Selon l’endroit où nous sommes né·es, dans quel pays mais aussi dans quelle famille, notre rapport au caca peut prendre plein de formes différentes (sans mauvais jeu de mots).
En Chine par exemple, cela fait fort longtemps que cette ressource est réutilisée, mais c’est loin d’être partout le cas.
Rapport au corps, éducation, conception de l’hygiène… Nous entrons dans des endroits obscurs et bien gardés, dont certains font office de fondations à notre manière d’appréhender la vie.
La récupération d’urine (parfois appelée « or liquide » et qui, finalement, représente le plus gros volume de ce que nous produisons) commence à se développer comme substitut d’engrais d’azote et de phosphore qui sont répandus dans nos champs à perte de vue. Subsiste toutefois un travail à faire au niveau de la législation et donc des institutions, car les gens « haut placés » qui prennent les décisions peuvent être frileux à l’idée d’utiliser du pipi (mais pas des trucs hyper nocifs pour la santé et l’environnement, cherchez l’erreur). C’est un lent processus.
Bref, le caca, c’est tabou, ou du moins ça peut l’être.
C’est un sujet sensible et pour faire bouger le monde des toilettes sèches, il ne suffit pas toujours d’en construire et de les installer, mais aussi de revenir sur certaines de nos croyances.
Celles autour de l’hygiène par exemple furent drastiquement modifiées au cours du XXème siècle, où le tout à l’égout fut suivi de nombreux « progrès » qui transformèrent notre vision de la propreté…
C’est pourquoi Christophe conclue notre entretien en précisant « Pour revenir à quelque chose qui en apparence présente des risques de revenir en arrière, cela nécessite d’être au point sur ce qui est mis en place. Cela implique aussi, et surtout, de revenir sur ce qu’on a mis dans la tête des gens autour de l’hygiène et toutes les peurs que ça peut susciter. »

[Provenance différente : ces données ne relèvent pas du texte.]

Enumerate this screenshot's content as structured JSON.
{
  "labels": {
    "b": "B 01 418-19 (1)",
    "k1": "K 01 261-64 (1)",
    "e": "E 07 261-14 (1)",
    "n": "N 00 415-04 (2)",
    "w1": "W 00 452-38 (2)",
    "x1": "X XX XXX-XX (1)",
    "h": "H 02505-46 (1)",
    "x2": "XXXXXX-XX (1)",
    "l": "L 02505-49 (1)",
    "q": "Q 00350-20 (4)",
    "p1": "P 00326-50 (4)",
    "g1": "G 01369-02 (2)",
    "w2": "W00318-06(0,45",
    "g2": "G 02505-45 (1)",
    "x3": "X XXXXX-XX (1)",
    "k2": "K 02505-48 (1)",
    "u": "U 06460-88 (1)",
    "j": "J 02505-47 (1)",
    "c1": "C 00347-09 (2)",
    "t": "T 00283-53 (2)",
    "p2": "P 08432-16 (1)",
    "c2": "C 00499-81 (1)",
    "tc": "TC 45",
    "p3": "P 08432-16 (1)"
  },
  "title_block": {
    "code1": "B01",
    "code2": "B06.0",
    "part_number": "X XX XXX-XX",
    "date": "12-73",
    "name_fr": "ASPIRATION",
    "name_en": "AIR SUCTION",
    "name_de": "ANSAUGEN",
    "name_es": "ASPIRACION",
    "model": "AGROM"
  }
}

À méditer. En tout cas, il y a matière ! 😉

Breaking news !

Christophe nous relaye une initiative toute fraîche d’ENVILLE (Engrais humain des villes) qui a pour but de « développer les filières citoyennes et low-tech de valorisation agricole de l’urine humaine ».

Le mercredi 18 septembre 2024 à 17h45, à Châtillon (92), aura lieu l’inauguration du premier point d’apport volontaire d’urine de France.
INSCRIPTION SUR CE LIEN (https://vu.fr/KWJWI).

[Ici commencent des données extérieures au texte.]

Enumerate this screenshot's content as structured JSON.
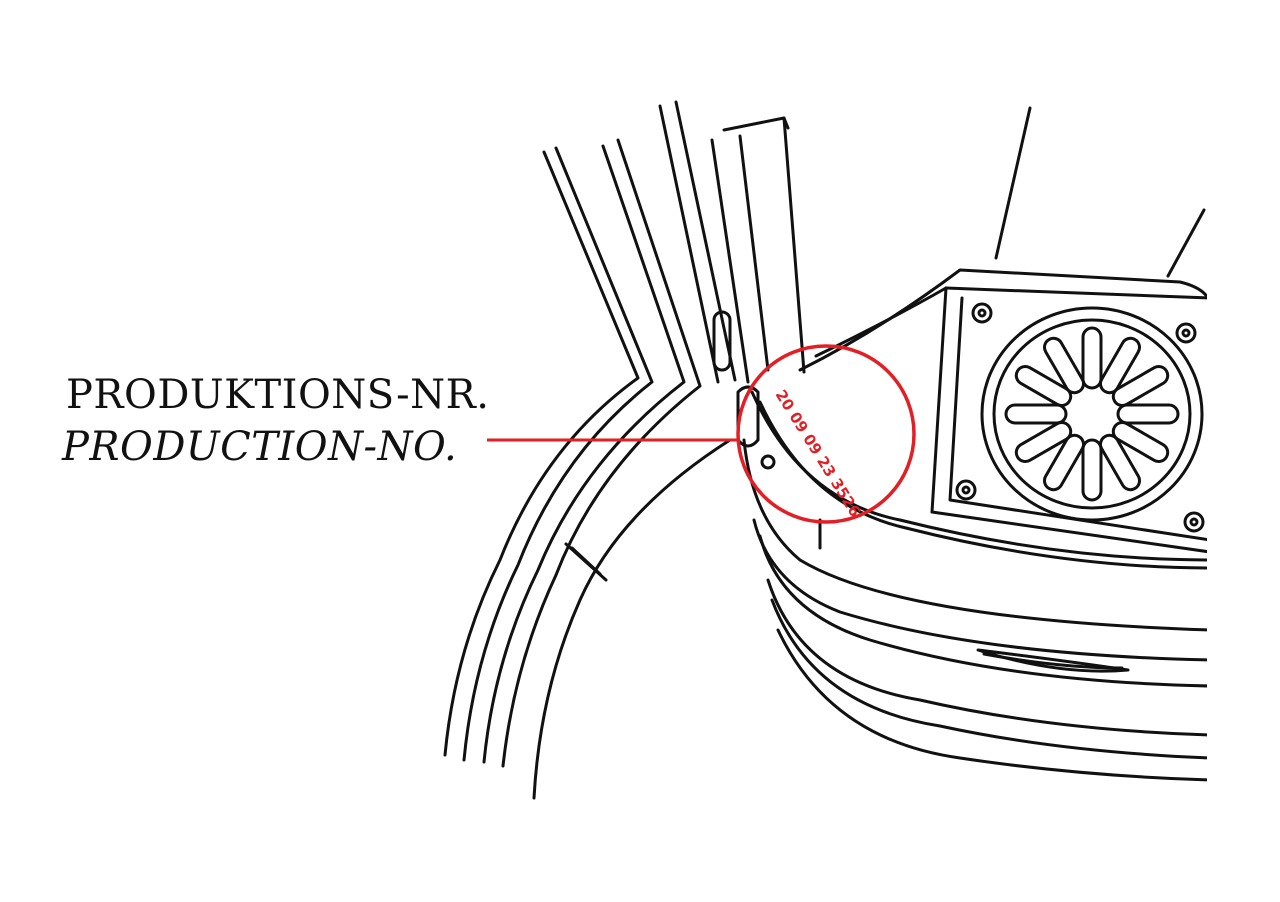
{
  "labels": {
    "german": "PRODUKTIONS-NR.",
    "english": "PRODUCTION-NO."
  },
  "callout": {
    "serial_number": "20 09 09 23 3526",
    "accent_color": "#e31e24"
  },
  "icons": [
    "fan-grille-icon",
    "screw-icon"
  ]
}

Voici ce qu’on peut lire sur le mail d’invitation :
« Cette inauguration a lieu dans le cadre du projet Enville (= « Engrais humain des villes »), porté par le programme de recherche-action OCAPI au sein du Laboratoire Eau, Environnement, Systèmes Urbains (LEESU) et financé par l’ADEME Île-de-France. Ce projet vise à concevoir des dispositifs simples et pratiques favorisant la circularité des nutriments contenus dans notre urine. Le projet a permis le développement d’une filière citoyenne de valorisation agricole de l’urine humaine au sein d’une AMAP*, entre les habitants et la ferme qui livre les légumes. Le fonctionnement de cette filière repose essentiellement sur la présence d’un point d’apport volontaire d’urine, qui permet aux habitants de déposer leur urine à proximité du lieu de distribution des légumes, chaque semaine. Ainsi, la ferme qui livre les légumes à cet endroit, peut récupérer l’urine et l’amener sur le site de production agricole, où elle est transformée en engrais et utilisée sur certaines cultures.
Déroulé de l’évènement
17h45 : Accueil
18h : Inauguration par l’École nationale des ponts et chaussées et l’ADEME Île-de-France, en présence de la Ville de Châtillon et de l’AMAP des Radis Actifs
18h30 : Buffet et visite des installations par petits groupes.
Inscription avant le 11 septembre 2024 sur ce lien (https://vu.fr/KWJWI).
Pour en savoir davantage sur le projet ENVILLE, découvrez les fiches pratiques et synthétiques ainsi que le rapport complet du projet. »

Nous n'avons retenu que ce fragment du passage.